Wake Up! The Suffering Surrounds You

As I type these words there is suffering all around: children dying of hunger, people dying at the hands of some other entity, and so many more atrocities to mention; yet I continue on living my life without thought or regard of the suffering of others. Auden’s poem “Musée des Beaux Arts” illustrates the apathy of humanity toward others’ suffering. Especially when he references Brueghel's Landscape with the Fall of Icarus, which shows a beautiful city in the background and all the characters doing just what they are supposed to be doing; all the while Icarus falls from the sky and is drowning.

The world continues to turn and what can we do to stop the suffering? Do we acknowledge the suffering? Do we fight the suffering? I do not know. But Auden is saying that we should not ignore it. In the poem line 6, “For the miraculous birth…,” and line 10, “…the dreadful martyrdom must run its course…” reference the birth and death of Jesus and his suffering and death for our sins. Without this suffering there would be no Christianity to save us from ourselves.

To quote Dr. Leo F. Buscaglia Ph. D. (b. 1924, d. 1998), “The person who risks nothing, does nothing, has nothing, is nothing, and becomes nothing. He may avoid suffering and sorrow, but he simply cannot learn and feel and change and grow and love and live.” We need to embrace suffering to become better than we are now.

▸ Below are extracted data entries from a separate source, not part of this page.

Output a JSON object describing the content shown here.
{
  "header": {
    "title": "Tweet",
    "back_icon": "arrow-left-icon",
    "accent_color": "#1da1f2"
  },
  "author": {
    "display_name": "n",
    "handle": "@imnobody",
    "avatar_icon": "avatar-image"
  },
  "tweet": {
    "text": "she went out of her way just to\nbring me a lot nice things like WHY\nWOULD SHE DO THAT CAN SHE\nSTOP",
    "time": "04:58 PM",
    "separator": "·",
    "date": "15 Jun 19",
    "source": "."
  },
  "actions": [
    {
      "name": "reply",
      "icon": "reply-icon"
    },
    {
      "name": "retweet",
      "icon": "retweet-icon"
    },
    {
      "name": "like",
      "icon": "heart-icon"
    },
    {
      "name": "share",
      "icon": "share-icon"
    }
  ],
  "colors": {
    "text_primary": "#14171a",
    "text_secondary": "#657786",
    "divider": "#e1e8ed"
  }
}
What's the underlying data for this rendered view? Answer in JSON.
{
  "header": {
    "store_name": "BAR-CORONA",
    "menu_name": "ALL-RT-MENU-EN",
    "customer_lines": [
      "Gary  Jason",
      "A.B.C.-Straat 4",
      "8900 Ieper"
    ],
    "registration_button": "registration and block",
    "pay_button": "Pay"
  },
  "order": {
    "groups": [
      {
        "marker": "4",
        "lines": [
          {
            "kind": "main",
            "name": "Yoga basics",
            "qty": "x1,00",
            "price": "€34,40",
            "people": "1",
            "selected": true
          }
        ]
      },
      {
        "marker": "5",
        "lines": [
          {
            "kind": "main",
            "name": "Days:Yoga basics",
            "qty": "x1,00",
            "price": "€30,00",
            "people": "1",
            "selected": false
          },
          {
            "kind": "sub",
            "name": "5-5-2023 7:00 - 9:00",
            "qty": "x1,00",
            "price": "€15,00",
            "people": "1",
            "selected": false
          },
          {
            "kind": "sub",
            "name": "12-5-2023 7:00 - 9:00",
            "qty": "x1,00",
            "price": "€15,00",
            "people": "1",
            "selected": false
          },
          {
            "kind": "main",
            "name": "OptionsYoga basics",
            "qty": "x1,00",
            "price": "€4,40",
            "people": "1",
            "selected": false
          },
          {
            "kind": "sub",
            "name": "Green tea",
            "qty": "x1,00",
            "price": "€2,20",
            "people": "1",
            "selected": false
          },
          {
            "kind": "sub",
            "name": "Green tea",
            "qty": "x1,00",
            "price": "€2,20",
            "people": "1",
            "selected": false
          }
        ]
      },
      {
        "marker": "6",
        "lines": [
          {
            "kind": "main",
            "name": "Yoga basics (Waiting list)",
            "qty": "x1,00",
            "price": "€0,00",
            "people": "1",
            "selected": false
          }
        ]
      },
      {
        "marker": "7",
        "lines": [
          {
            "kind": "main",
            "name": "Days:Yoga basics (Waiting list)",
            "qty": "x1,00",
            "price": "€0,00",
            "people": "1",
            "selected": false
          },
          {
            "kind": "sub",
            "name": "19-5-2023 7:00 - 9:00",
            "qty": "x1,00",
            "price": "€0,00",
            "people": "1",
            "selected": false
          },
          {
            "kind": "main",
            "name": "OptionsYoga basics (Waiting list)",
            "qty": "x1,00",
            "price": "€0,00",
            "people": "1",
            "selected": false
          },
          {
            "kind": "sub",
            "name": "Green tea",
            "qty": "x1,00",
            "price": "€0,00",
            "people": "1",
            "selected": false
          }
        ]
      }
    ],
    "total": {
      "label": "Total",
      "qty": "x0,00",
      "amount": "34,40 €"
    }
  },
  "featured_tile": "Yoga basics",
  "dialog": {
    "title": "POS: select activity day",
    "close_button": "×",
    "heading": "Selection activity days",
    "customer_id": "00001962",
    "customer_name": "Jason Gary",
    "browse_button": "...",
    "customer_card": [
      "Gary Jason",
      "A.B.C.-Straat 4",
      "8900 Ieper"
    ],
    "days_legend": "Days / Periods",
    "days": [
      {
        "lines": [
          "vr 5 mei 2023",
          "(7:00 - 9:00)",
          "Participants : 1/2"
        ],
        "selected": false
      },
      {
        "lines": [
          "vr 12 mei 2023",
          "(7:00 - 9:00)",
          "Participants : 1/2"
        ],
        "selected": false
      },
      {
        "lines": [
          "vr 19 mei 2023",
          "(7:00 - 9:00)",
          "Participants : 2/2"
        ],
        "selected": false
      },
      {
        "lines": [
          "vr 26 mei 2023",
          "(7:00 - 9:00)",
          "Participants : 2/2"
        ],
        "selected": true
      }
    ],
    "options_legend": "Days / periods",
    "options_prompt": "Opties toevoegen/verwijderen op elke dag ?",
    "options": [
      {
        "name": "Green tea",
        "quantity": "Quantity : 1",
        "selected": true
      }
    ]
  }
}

Without recognizing that suffering exists, we live a shell of an existence and only go through the motions or fill the void with material effects and become so completely out of touch with those around us (look at politics). Auden trying to shake the foundations and wake us and open our eyes to the suffering that surrounds us, WAKE UP!!!!!!! Can’t you smell the suffering, the suffering that surrounds you?